Antaño, a las mujeres que trabajaban se las despreciaba. Mostrarse en la calle era vergonzoso. Trabajar significaba pertenecer a una clase baja. Solo las pobres se veían forzadas a hacerlo para alimentar a sus familias. Los trabajos que se les reservaban eran los devaluados: faenas domésticas, tabbaja (cocinera para las celebraciones), tayyaba en un hamán, chija (cantante popular), dal·lala (vendedora puerta a puerta), la venta ambulante a escondidas…

Hoy, el trabajo de la mujer ya no supone ninguna vergüenza, sino una necesidad, y un prestigio para las tituladas. El debate sobre la utilidad del trabajo de la mujer sigue abierto dos décadas después: ¿debemos trabajar, o no?

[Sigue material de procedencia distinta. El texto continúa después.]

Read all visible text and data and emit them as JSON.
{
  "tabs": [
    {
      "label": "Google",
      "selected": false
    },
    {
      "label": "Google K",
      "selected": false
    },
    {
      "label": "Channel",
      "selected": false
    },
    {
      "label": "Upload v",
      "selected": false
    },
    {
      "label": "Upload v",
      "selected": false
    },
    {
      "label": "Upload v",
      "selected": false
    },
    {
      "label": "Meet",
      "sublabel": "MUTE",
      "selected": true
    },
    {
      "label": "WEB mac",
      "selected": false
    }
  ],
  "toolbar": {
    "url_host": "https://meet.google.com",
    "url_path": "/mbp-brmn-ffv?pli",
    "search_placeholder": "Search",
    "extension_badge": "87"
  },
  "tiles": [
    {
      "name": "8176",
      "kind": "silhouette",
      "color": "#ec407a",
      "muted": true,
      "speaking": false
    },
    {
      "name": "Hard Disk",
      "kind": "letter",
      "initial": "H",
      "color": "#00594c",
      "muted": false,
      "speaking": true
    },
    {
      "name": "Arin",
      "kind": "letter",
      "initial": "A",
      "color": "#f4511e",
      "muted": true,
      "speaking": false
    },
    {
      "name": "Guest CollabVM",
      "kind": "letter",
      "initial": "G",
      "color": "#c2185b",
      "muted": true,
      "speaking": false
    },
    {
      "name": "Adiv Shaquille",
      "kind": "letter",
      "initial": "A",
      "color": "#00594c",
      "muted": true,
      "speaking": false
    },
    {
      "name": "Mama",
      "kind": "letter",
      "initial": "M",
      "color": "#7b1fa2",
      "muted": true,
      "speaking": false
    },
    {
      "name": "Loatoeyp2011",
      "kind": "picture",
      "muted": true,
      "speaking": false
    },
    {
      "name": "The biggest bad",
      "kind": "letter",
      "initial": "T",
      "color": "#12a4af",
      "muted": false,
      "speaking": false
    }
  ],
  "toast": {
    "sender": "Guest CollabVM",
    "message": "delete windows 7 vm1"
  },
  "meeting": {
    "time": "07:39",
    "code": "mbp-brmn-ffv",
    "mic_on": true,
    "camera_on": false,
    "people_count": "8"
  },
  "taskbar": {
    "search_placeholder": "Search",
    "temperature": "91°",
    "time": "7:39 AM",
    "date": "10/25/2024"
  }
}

Este debate supone que trabajar seria ¡una elección para la mujer! Pero, ¿cuántas mujeres marroquíes han podido elegir trabajar para garantizar el sustento mínimo de sus familias? Entre las mujeres activas, probablemente no más del 2 por ciento haya elegido trabajar en aras de su bienestar personal, para ser autónomas, “para comprarse vestidos e ir a la peluquería”, que es lo que muchos hombres aseguran que hacen las mujeres. Nos olvidamos a menudo de que cerca de siete de cada diez mujeres marroquíes son analfabetas, una de cada dos en el ámbito urbano y nueve de cada diez en el rural.

La mayor parte de la población activa femenina la componen analfabetas sin formación ni titulación que se dedican al infraempleo.

¡Vayan a preguntarle a las mujeres limpiadoras de baños si ellas han elegido trabajar!

A la práctica totalidad de estas trabajadoras nunca se les ha preguntado si les apetece o no trabajar. Ellas deben hacerlo para ayudar al marido en un país donde las más afortunadas, las que cobran el salario mínimo, alcanzan un sueldo ridículo, en una sociedad devastada por la pobreza. Entre las mujeres activas hay una gran proporción que tiene al marido en el paro, están las viudas, las divorciadas y aquellas que han sido abandonadas por el marido.

En el medio urbano, una de cada cinco mujeres es cabeza de familia. Ellas garantizan, solas, el mantenimiento de los suyos. ¡Quienes están contra el trabajo femenino son unos ingenuos!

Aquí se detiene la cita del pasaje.